Выбрать главу

Увы, как писатель он не поднимается ни до философского осмысления собственной проблематики, ни до полноценного художественного отражения двойственности бытия.

Но она его задевает — как человека. И в человеческом отношении Ерофеев вполне тянет на одного из последовательных и в чем-то символичных носителей земной (телесной, жизненной — хотя до последнего он все-таки не додумывается) правды бытия. Этакая самодовольная ограниченная половинка, желающая стать абсолютом.

Взглядами Ерофеева можно возмущаться, а можно принять их как неистребимую часть истины, памятуя о том, что горделивая ограниченность духа может быть ничуть не менее противна, чем высокомерие абсолютизированного тела.

«Почему она так мерзка?»

Для таких людей, как Виктор Ерофеев, гармоничное развитие тела является залогом правильного строя души, неухоженность для них — грех, равный закапыванию таланта в землю, ведь краса и удобство мира — тоже вышние дары, достойные человеческого внимания: «Роскошь благотворно сказывается на мне. Хочется быть светлым и здоровым — желание, которое редко забредает в русскую голову» (РО); «В Москве висят рекламные щиты со словами: у кого нет вкуса, у того нет совести. Это новый для многих взгляд на вещи. Вкус связан с совестью по принципу “красота спасет мир”» (БХ).
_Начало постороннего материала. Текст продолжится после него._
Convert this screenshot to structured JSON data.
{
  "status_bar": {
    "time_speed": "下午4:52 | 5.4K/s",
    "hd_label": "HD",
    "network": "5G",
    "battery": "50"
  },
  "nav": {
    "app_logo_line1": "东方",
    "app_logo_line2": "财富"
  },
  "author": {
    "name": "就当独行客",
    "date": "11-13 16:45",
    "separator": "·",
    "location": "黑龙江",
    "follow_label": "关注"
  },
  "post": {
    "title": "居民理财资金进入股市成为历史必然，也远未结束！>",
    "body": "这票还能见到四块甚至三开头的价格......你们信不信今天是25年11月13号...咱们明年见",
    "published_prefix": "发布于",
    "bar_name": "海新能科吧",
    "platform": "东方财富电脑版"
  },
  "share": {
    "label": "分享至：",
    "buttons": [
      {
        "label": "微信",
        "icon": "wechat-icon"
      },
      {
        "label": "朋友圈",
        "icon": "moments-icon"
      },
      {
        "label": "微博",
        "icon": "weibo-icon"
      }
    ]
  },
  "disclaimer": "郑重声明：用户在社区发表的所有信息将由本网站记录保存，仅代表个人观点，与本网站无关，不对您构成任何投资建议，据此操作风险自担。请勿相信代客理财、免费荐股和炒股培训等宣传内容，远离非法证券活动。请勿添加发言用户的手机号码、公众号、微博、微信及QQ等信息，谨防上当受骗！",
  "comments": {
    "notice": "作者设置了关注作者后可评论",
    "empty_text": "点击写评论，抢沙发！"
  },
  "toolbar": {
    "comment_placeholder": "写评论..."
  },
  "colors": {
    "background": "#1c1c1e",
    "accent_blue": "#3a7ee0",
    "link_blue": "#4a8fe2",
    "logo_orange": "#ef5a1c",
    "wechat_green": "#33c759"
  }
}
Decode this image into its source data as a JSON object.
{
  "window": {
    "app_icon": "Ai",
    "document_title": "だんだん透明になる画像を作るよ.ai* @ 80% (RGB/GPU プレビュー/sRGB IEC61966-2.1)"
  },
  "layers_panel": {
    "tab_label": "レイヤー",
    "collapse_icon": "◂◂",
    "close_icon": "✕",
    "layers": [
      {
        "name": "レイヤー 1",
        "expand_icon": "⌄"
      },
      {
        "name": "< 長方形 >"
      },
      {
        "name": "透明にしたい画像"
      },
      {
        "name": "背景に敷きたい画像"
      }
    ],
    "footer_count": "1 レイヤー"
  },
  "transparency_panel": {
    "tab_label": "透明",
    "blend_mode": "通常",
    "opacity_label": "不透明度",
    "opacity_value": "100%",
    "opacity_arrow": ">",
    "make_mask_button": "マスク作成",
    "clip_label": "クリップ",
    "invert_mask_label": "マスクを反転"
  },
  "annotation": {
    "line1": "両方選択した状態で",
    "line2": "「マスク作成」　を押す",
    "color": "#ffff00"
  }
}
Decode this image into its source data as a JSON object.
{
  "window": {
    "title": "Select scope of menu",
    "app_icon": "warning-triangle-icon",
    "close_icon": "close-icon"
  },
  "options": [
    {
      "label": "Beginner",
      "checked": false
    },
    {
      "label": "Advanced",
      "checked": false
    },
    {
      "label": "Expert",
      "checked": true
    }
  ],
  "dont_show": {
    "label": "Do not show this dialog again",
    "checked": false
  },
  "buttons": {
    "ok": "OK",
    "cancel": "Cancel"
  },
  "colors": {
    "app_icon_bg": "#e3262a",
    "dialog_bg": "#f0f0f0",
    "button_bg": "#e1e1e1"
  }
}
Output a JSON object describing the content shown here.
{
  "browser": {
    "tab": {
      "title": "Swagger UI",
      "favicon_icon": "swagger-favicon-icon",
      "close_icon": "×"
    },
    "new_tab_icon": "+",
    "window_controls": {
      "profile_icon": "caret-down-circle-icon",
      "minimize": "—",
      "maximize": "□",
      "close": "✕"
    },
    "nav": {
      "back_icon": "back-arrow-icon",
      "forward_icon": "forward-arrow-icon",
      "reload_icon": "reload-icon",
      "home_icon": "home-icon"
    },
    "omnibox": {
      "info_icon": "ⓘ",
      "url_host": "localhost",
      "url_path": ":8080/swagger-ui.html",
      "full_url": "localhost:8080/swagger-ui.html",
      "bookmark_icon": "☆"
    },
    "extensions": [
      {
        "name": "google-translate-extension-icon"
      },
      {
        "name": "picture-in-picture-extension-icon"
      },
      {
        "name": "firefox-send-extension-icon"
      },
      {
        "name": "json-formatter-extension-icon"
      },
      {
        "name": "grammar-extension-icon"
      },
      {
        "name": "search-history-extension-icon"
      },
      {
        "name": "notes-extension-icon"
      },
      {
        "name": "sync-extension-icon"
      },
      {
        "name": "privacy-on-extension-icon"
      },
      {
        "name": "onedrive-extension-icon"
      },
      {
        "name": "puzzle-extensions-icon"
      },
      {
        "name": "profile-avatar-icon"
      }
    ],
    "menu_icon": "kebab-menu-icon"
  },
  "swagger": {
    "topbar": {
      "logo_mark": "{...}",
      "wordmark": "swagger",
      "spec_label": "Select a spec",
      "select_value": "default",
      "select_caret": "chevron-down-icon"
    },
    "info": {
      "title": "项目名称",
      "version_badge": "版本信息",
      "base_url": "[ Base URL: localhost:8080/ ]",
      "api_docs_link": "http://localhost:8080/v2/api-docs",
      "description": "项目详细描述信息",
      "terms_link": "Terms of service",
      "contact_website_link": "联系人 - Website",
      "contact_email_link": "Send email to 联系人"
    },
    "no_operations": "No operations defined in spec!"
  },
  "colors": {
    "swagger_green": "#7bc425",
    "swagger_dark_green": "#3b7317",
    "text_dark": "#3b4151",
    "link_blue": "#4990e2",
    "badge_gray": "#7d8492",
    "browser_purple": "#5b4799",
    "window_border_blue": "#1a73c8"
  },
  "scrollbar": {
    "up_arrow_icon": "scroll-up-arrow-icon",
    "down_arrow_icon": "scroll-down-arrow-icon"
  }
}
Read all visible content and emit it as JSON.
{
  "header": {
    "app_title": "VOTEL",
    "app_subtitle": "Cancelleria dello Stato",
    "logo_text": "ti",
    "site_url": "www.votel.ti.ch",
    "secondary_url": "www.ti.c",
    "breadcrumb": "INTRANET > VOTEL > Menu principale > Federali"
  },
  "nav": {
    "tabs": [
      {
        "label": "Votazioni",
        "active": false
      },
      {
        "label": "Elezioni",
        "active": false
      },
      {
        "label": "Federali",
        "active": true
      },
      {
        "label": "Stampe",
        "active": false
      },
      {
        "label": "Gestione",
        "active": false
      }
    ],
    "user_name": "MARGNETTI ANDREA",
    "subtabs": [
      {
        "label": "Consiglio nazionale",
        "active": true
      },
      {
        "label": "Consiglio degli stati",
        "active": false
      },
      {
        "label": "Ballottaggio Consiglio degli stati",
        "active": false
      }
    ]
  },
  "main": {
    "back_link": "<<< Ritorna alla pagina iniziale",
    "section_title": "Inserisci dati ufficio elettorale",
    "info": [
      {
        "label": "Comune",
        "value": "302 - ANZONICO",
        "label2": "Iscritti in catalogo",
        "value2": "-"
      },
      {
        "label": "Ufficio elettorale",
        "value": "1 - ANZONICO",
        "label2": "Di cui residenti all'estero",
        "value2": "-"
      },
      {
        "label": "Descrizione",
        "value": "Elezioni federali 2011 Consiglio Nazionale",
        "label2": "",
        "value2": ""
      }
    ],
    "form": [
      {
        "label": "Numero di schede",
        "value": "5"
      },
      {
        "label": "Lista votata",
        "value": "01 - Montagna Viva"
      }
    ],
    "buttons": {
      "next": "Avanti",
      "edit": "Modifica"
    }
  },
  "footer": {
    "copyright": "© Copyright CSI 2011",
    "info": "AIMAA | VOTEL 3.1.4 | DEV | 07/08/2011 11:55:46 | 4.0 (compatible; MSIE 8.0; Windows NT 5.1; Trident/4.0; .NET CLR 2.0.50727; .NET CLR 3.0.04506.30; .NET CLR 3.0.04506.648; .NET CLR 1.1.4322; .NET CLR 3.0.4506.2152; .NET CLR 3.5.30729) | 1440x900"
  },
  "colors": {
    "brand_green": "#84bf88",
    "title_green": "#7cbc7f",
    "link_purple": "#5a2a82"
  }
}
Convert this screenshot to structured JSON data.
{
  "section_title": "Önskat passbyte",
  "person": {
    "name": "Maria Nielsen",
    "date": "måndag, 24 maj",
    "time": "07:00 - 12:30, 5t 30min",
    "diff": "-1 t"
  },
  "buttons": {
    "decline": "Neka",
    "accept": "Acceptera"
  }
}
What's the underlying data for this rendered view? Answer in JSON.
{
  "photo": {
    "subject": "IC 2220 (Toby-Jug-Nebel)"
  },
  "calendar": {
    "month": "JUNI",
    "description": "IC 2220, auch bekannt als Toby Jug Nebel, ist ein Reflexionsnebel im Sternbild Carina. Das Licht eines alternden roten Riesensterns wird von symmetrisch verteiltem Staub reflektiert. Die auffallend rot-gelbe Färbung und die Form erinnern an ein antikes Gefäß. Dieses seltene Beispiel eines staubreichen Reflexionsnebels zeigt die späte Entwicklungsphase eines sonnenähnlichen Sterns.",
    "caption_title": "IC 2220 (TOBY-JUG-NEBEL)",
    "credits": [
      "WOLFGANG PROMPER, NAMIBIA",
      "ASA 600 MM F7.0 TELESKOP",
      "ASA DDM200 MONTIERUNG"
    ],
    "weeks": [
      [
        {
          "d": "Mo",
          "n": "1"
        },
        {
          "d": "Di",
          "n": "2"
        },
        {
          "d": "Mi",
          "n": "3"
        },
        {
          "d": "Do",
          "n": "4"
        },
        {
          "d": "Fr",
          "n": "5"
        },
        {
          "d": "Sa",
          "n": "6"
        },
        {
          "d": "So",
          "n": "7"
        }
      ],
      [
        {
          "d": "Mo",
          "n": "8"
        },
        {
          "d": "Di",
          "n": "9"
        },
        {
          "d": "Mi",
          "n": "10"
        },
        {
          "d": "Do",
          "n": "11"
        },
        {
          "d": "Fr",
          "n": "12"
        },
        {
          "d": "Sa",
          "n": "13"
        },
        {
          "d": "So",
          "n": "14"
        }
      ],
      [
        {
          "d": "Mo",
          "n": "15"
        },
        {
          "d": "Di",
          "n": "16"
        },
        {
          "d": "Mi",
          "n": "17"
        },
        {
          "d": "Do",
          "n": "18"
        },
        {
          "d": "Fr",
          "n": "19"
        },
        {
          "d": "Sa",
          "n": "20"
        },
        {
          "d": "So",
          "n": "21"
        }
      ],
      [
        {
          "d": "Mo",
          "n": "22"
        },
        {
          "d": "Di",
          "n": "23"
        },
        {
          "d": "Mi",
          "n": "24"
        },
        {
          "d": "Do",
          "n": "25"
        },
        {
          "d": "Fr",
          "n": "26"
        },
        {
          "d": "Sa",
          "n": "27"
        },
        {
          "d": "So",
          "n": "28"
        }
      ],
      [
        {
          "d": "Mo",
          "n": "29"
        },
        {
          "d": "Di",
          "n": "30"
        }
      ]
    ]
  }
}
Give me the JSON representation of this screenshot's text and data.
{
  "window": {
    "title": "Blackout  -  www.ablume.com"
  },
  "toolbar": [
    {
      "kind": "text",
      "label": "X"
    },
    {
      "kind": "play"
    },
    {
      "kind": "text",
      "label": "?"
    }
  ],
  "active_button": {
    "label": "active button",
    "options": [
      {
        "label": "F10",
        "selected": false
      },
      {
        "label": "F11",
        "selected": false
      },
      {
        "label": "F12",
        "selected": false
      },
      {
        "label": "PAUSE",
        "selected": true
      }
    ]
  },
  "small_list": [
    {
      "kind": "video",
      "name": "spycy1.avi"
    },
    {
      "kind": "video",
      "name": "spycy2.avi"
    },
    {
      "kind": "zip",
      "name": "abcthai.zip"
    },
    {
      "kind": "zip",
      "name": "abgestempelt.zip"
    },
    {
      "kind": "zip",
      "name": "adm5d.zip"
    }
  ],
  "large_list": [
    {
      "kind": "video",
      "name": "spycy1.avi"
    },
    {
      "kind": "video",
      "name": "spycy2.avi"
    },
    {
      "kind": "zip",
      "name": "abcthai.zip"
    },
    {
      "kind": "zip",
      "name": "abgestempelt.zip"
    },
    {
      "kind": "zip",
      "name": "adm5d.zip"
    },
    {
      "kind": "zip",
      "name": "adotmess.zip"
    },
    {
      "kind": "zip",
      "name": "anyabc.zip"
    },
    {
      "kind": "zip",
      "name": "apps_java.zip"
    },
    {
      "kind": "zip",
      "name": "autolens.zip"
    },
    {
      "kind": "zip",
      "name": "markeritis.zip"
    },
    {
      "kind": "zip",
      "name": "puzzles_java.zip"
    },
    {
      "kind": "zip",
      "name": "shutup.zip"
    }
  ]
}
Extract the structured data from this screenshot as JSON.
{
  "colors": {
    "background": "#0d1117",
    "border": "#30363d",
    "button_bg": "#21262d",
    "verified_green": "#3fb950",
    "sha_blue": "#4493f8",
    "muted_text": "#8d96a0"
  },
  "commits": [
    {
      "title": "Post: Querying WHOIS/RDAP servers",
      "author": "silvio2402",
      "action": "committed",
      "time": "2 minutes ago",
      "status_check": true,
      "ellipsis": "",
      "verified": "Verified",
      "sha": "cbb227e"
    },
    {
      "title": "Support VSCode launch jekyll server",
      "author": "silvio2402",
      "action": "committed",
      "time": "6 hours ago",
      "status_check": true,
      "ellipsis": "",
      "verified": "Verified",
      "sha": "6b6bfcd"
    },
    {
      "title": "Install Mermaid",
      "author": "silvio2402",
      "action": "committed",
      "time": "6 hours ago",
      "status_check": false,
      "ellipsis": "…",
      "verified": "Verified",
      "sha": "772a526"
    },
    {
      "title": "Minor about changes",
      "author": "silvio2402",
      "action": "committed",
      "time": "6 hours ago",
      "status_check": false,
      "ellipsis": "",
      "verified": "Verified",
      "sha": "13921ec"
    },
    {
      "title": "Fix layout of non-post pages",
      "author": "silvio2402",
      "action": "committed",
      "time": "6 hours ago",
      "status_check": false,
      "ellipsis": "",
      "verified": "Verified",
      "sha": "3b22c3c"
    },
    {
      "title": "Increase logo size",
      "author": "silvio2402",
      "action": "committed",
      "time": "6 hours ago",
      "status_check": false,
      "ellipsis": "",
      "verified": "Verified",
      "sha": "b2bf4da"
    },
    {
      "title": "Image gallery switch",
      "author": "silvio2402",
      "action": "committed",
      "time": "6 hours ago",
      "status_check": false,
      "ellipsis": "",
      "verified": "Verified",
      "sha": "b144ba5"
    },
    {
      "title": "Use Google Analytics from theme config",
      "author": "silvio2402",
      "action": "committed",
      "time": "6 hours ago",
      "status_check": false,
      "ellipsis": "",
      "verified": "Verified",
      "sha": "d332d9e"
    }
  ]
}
Эти высказывания смотрелись бы совсем невинно, если бы не были началом пропаганды против любого выхода за пределы туловища. Тело единовластно правит миром: «роль шоколада в культуре Франции не меньше готики и Виктора Гюго» (РО), СССР развалила легковушка «Лада», привившая советским людям новое отношение к вещам и частной жизни и ставшая в этом смысле «диссидентнее диссидентов» (РО), а демонстрация женских гигиенических средств явилась «компасом новой жизни» (БХ). И «реабилитация Дантеса» в одноименном рассказе происходит по логике тела, материальной справедливости: «Дантесы нужны жизни не меньше Пушкина. Иначе исход дуэли был бы другой». Пушкин — Дантесу: «— Будем снова стреляться? — Я снова тебя убью. <…> Все нормальные люди, — Дантесы. Правда жизни на моей стороне» (РО). В полемическом запале Ерофеев обзывает духовность — «духовкой» (БХ) и попирает ветошью — смерть (об экипировке американской армии времен Второй мировой войны): «Что за ботинки! В таких ботинках и умирать не страшно» («Мужчины»).

Если принять позицию Ерофеева за точку отсчета линии телесного х, то наперерез ей тут же помчится линия духовного y, исходящая из непознанно-нулевой мифологемы России. Общего графика не получается: Ерофеев и Россия живут в разной системе координат — для разгадки русской судьбы нужен другой, «духовный» писатель-х, для Ерофеева нужна другая, «телесная» родина-у. Россия — страна не вполне реализованная, даже не вполне нашедшая себя, но ее предполагаемая культурная индивидуальность отчасти уловлена некоторыми русскими поэтами, писателями и мыслителями (Гончаров, Блок, Бердяев, Достоевский…). Ерофеев, сопоставив эти черновые наброски культурного облика России с непосредственным опытом проживания в российской действительности, вынес приговор: Россия до невозможности антителесна, а русские ценности постоянно выходят за пределы правды земной — той, которая одна ему по сердцу и по плечу.